The time-varying meshing stiffness, as the most important internal excitation source in the gear system, and its dynamic response characteristics are important bases for gear system fault diagnosis. At present, the main calculation methods of meshing stiffness include the finite element method, the potential energy method, and the Ishikawa method. Since the finite element method requires fine meshing and a long calculation time, and the Ishikawa method has complex crack characterization after quantification, the more efficient and convenient potential energy method is widely used. Many scholars have studied the meshing stiffness of cracked gears. For example, Wan Zhiguo et al. corrected the situation where the tooth root circle and the base circle do not coincide and analyzed the influence of different depths of tooth root cracks on the time-varying meshing stiffness. Xu Kejun et al. divided the tooth profile into involute and transition curves and proposed an improved algorithm based on the potential energy method. Yu Yaoting proposed an energy method for calculating gear meshing stiffness considering the free energy of the tooth root crack surface and verified it by the finite element method.
In the analysis of the vibration response of gears with crack faults, many scholars have also carried out research. For example, Liu Jie et al. calculated the meshing stiffness of cracked gears using the potential energy method and the finite element method and analyzed their vibration response characteristics. Meng Zong et al. analyzed the vibration characteristics of gears with crack faults based on the accurate time-varying meshing stiffness algorithm. Mo Shuai et al. studied the dynamic characteristics and fault mechanism of gear systems under different crack propagation paths. Xiang et al. established a translational-torsional dynamic model of a multi-stage gear system with tooth root cracks and analyzed the dynamic characteristics of the cracked gear system from a nonlinear perspective. Wang Hongwei et al. analyzed the dynamic response characteristics of gears under different local faults based on the full finite element model of the gear transmission system. Zhang Xu et al. studied the influence of tooth surface flash temperature on the dynamic response of crack faults in wind turbine gearboxes.

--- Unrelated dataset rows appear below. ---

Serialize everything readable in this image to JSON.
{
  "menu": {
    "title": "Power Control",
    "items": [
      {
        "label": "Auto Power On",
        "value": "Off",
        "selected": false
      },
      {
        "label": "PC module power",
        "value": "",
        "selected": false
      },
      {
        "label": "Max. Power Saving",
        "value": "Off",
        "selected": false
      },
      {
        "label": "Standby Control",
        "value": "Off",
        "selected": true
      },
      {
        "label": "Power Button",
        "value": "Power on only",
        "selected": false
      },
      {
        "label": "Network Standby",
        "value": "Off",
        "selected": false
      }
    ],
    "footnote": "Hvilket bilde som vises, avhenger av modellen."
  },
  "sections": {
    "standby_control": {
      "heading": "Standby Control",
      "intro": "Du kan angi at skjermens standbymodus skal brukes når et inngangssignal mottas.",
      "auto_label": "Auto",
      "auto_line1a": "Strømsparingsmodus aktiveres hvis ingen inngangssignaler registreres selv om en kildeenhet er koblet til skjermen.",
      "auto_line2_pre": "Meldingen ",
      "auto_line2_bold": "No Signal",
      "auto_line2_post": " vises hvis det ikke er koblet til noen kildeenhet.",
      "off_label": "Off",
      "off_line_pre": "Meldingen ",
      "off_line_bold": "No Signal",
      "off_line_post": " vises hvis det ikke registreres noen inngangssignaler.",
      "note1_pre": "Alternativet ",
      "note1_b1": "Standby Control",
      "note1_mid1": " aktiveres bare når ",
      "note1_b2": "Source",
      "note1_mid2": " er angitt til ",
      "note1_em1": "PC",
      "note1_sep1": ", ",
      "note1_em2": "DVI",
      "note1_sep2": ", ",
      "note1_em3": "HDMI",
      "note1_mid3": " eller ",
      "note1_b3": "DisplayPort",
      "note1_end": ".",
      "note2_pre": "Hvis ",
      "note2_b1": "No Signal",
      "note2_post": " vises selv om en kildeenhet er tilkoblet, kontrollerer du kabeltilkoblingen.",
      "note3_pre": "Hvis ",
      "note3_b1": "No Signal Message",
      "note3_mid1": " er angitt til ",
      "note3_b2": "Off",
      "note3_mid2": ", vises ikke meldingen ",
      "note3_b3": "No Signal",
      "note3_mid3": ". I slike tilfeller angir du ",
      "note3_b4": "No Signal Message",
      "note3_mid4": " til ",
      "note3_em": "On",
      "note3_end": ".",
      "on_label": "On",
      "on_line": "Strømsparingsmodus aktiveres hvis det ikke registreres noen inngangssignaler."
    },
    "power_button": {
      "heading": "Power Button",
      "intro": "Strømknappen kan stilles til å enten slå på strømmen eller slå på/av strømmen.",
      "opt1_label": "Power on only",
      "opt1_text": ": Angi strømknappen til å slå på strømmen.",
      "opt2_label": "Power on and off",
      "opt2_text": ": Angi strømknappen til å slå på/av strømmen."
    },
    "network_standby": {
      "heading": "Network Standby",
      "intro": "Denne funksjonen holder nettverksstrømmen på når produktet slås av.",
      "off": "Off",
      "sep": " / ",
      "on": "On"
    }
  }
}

However, in the actual operation of the gear system, unstable working conditions such as speed fluctuation or load fluctuation may occur, which brings great difficulties to system fault diagnosis. Therefore, the dynamic mechanism and diagnosis method of gear system crack faults under variable working conditions need to be further studied. Dai Peng et al. analyzed the vibration characteristics of cracked gear pairs under variable working conditions and found that the gear vibration amplitude increases with the increase of speed and load. However, the above research only considered the case of uniform load change and did not consider the case of load fluctuation.
Therefore, based on the previous research work, this article intends to appropriately modify the potential energy method, establish a full-depth tooth root crack model, and more accurately and comprehensively analyze the influence law of crack parameters on the time-varying meshing stiffness. It also intends to establish a 6-degree-of-freedom gear system dynamics model considering comprehensive meshing errors to analyze the influence of tooth root cracks on the vibration response characteristics of the gear system under stable and variable load conditions, providing an effective dynamic supplement for the crack fault diagnosis of the gear transmission system.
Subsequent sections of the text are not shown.